Die Frage nach der Qualität

Über diesen Punkt kann man wahrscheinlich am ehesten diskutieren. Das liegt aber daran, dass sich die Frage stellt, woran man Qualität festmachen möchte. Ist es eine komplexe Handlungsdramaturgie, wie wir sie oft bei fiktionalen Serien bei Netflix sehen?

Nein, hoch komplex sind die meisten TV-Programme wahrlich nicht. Das können wir uns als Vermarkter eines Reichweitenmediums auch gar nicht leisten, da dies zu viele Zuschauer ausschließt, die sich nach entspannter und leichter Unterhaltung sehnen und damit dem Wunsch der Werbetreibenden entgegensteht, hohe Reichweiten für ihre Kampagnen nutzen zu wollen. Ob das tatsächlich bei Netflix funktioniert? Wer weiß, offizielle Zahlen gibt es dazu ja nicht.

Leitet sich die Qualität aus den Investitionen in das Programm ab? Da brauchen wir uns bei der RTL-Familie wirklich nichts vorwerfen. Über eine Milliarde Euro investiert die Mediengruppe RTL jährlich in Programm – in Shows, Serien, Informationsprogramme, Sport und Lizenzware. Wir wissen, dass Qualität Geld kostet, entsprechend wird investiert.

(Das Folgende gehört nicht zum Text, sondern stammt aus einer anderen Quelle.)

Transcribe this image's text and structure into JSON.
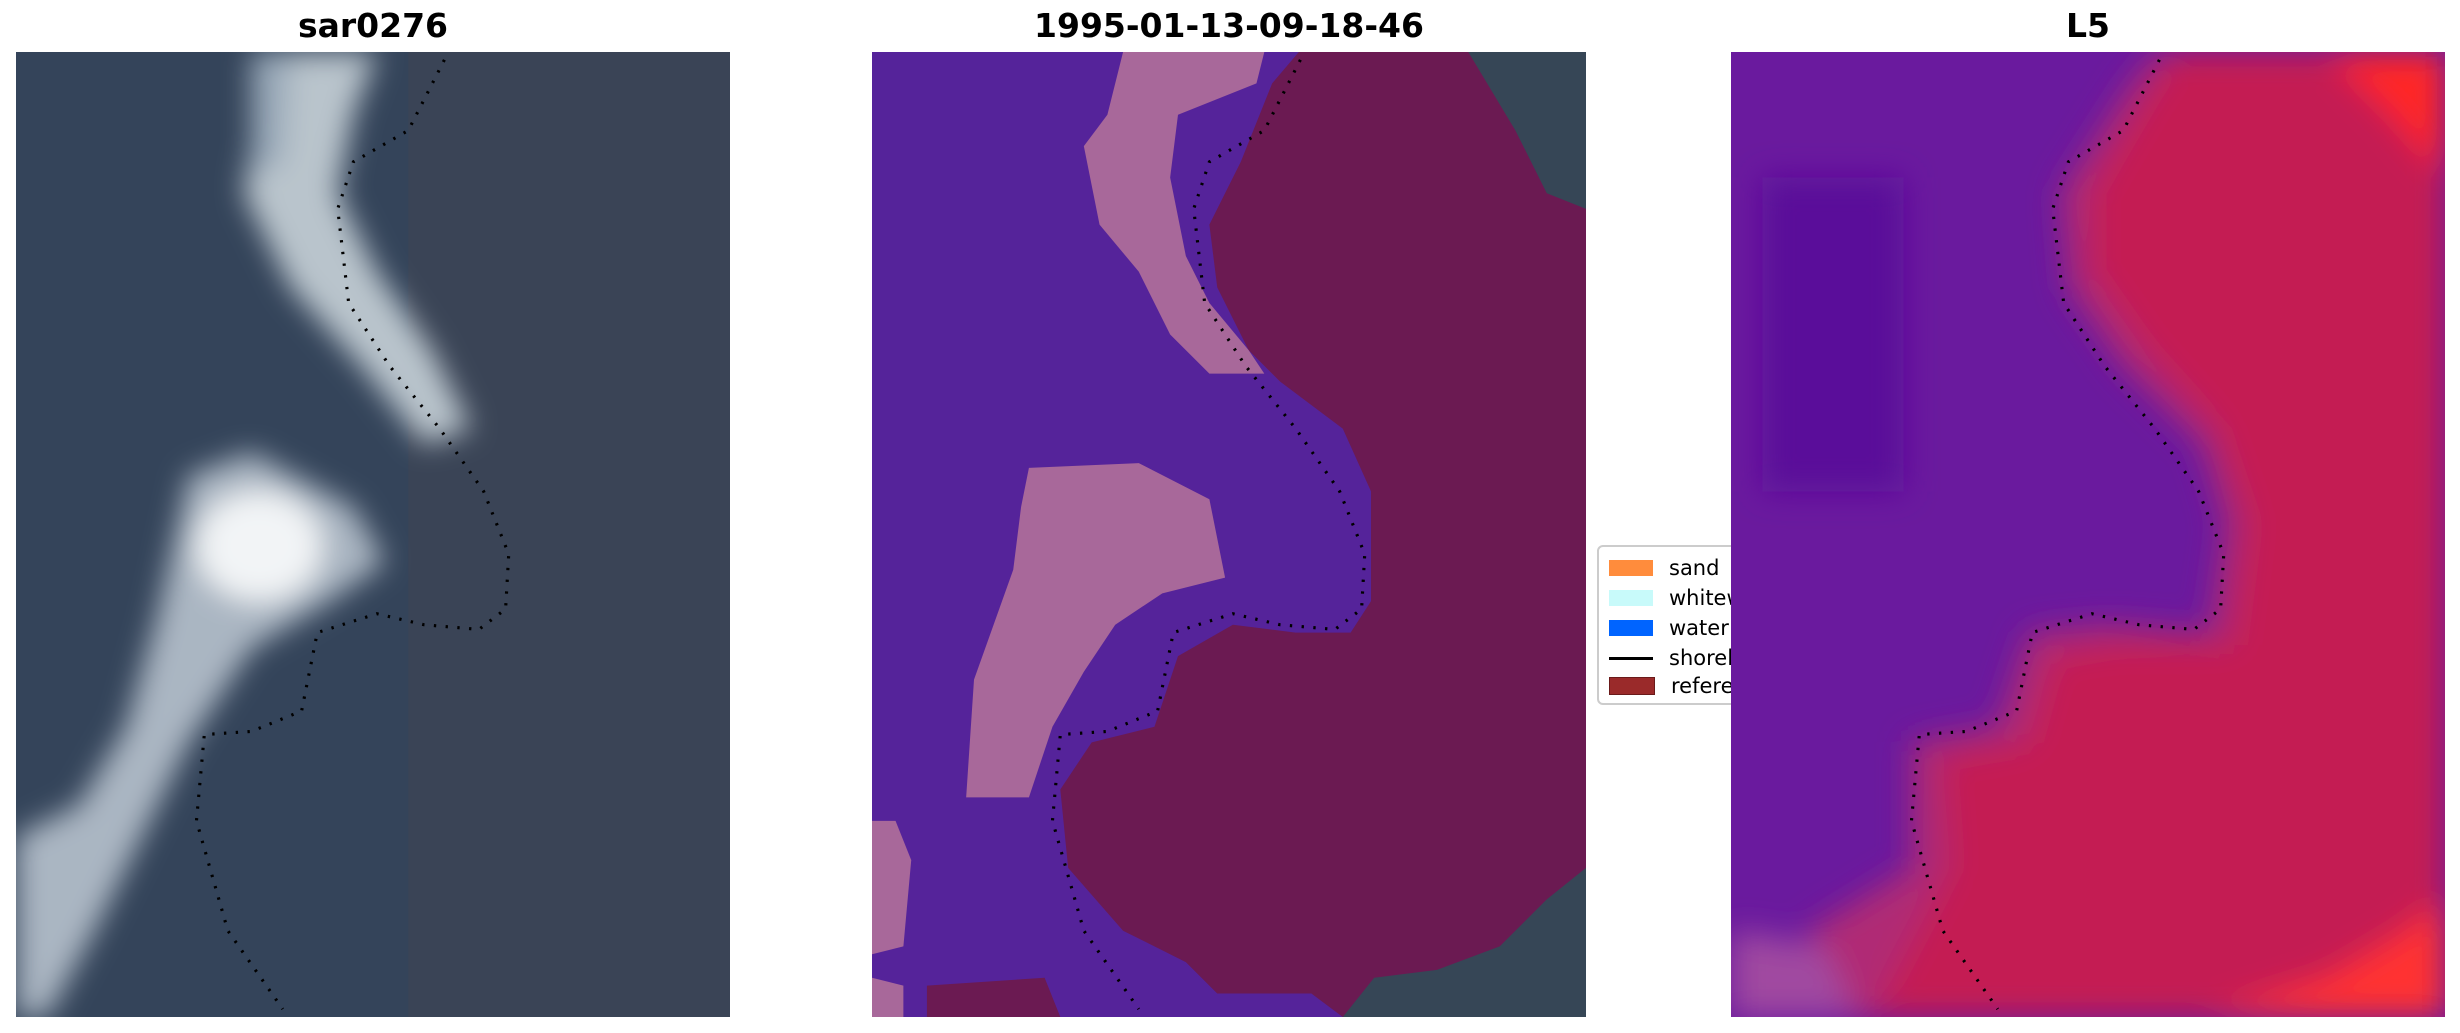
{
  "panels": [
    {
      "title": "sar0276",
      "content": "satellite-image"
    },
    {
      "title": "1995-01-13-09-18-46",
      "content": "classified-image"
    },
    {
      "title": "L5",
      "content": "probability-image"
    }
  ],
  "legend": {
    "items": [
      {
        "label": "sand",
        "color": "#ff8c3c",
        "kind": "patch"
      },
      {
        "label": "whitewater",
        "color": "#c8fafa",
        "kind": "patch"
      },
      {
        "label": "water",
        "color": "#0064ff",
        "kind": "patch"
      },
      {
        "label": "shoreline",
        "color": "#000000",
        "kind": "line"
      },
      {
        "label": "reference",
        "color": "#9a2a2a",
        "kind": "patch"
      }
    ]
  }
}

Oder macht sich Qualität an der ethischen Diskussion einiger Formate wie Schwiegertochter gesucht fest? Darüber kann man in der Tat streiten. Solche Formate prägen stark das Image eines Senders und damit die Wahrnehmung der Werbetreibenden, machen aber tatsächlich nur einen kleinen Bruchteil des Programms aus. Bei der diesjährigen Grimme-Preis-Nominierung im Bereich Unterhaltung wurden Privatsender übrigens fünf Mal gelistet. Vielleicht ist das ja auch ein Qualitätsmerkmal.

Wir brauchen also das Alte, für die sicheren hohen Reichweiten und als planbare Umfelder für die Markenkommunikation.

Wir brauchen das Neue, um immer wieder attraktiv und überraschend zu sein.

Und wir brauchen das alles in einer hohen Qualität.

Aus meiner Sicht als TV-Junkie machen die Fernsehsender hier nicht alles, aber vieles richtig. Und das ist kein Bauchgefühl, sondern unterstützt von den harten Fakten der GfK. Das deutsche Fernsehen ist zudem auch qualitativ eines der Besten der Welt, wie uns Experten immer wieder bescheinigen. Besser geht natürlich immer, und da arbeiten die Sender hart daran. Für die Zuschauer und für die Werbekunden.